Atualmente esta restrição não vem aparecendo. O déficit nas contas correntes do Brasil chegará a US$ 50 bilhões em 2010, e possivelmente supere US$ 70 bilhões em 2011, crescendo ainda mais em 2012, mas os abundantes ingressos de capitais permitem financiá-los facilmente. A crise no mundo desenvolvido levou a zero as taxas de juros básicas de Estados Unidos, Europa, Japão e Reino Unido, e seus respectivos bancos centrais vêm expandindo os ativos de seus balanços. A consequência é um tsunami de liquidez à cata de ativos em países com melhores perspectivas de crescimento e baixos riscos.

A abundância de fluxos de capitais permite que por algum tempo, possivelmente mais do que dois anos, o governo possa manter uma política fiscal expansionista, com déficits crescentes nas contas correntes.

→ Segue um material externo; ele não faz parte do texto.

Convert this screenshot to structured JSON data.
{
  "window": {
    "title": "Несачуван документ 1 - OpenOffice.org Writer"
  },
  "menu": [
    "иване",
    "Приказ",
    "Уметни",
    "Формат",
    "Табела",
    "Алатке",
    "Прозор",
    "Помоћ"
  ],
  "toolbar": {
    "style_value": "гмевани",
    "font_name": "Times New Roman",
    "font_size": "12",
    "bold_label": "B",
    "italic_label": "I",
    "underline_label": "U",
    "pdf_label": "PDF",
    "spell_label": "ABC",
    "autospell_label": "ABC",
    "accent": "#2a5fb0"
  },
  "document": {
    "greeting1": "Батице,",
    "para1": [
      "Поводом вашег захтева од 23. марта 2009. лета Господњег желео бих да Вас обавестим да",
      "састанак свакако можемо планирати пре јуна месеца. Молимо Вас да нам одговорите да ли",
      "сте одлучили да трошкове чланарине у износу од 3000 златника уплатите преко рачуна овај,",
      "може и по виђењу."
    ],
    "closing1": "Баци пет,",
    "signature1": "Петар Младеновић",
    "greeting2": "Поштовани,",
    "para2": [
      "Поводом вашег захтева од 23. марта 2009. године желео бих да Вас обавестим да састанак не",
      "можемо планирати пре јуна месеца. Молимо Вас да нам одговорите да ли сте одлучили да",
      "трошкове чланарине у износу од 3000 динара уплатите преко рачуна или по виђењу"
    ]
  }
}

A tentação, neste caso, é para que a política monetária também tenha um grau maior de acomodação. Uma política monetária mais acomodativa ao lado de gastos públicos elevados atuará elevando as importações líquidas, produzindo uma sensação boa derivada do aumento do consumo das famílias e de taxas de investimento um pouco maiores.

Temporariamente o crescimento econômico mais acelerado levará ao aumento das receitas tributárias e a uma dinâmica mais favorável da dívida. Contudo, quando o mundo começar a convergir para a normalidade, os fluxos de capitais se reduzirão, e as taxas de investimento mais elevadas não mais poderão ser praticadas.

Em vez de buscar um "caminho sem lágrimas", que é apenas temporário, o governo deveria buscar rotas permanentes. Se optasse pela elevação das poupanças domésticas controlando seus gastos, poderia obter taxas mais altas de investimentos com menores déficits nas contas correntes, livrando-se parcialmente da dependência das poupanças externas. Mas essa não é uma rota que dê dividendos políticos a curto prazo tão grandes quanto a da elevação dos gastos públicos, e por isso não tem a preferência nem desse governo e, possivelmente, nem de um eventual governo Dilma Rousseff.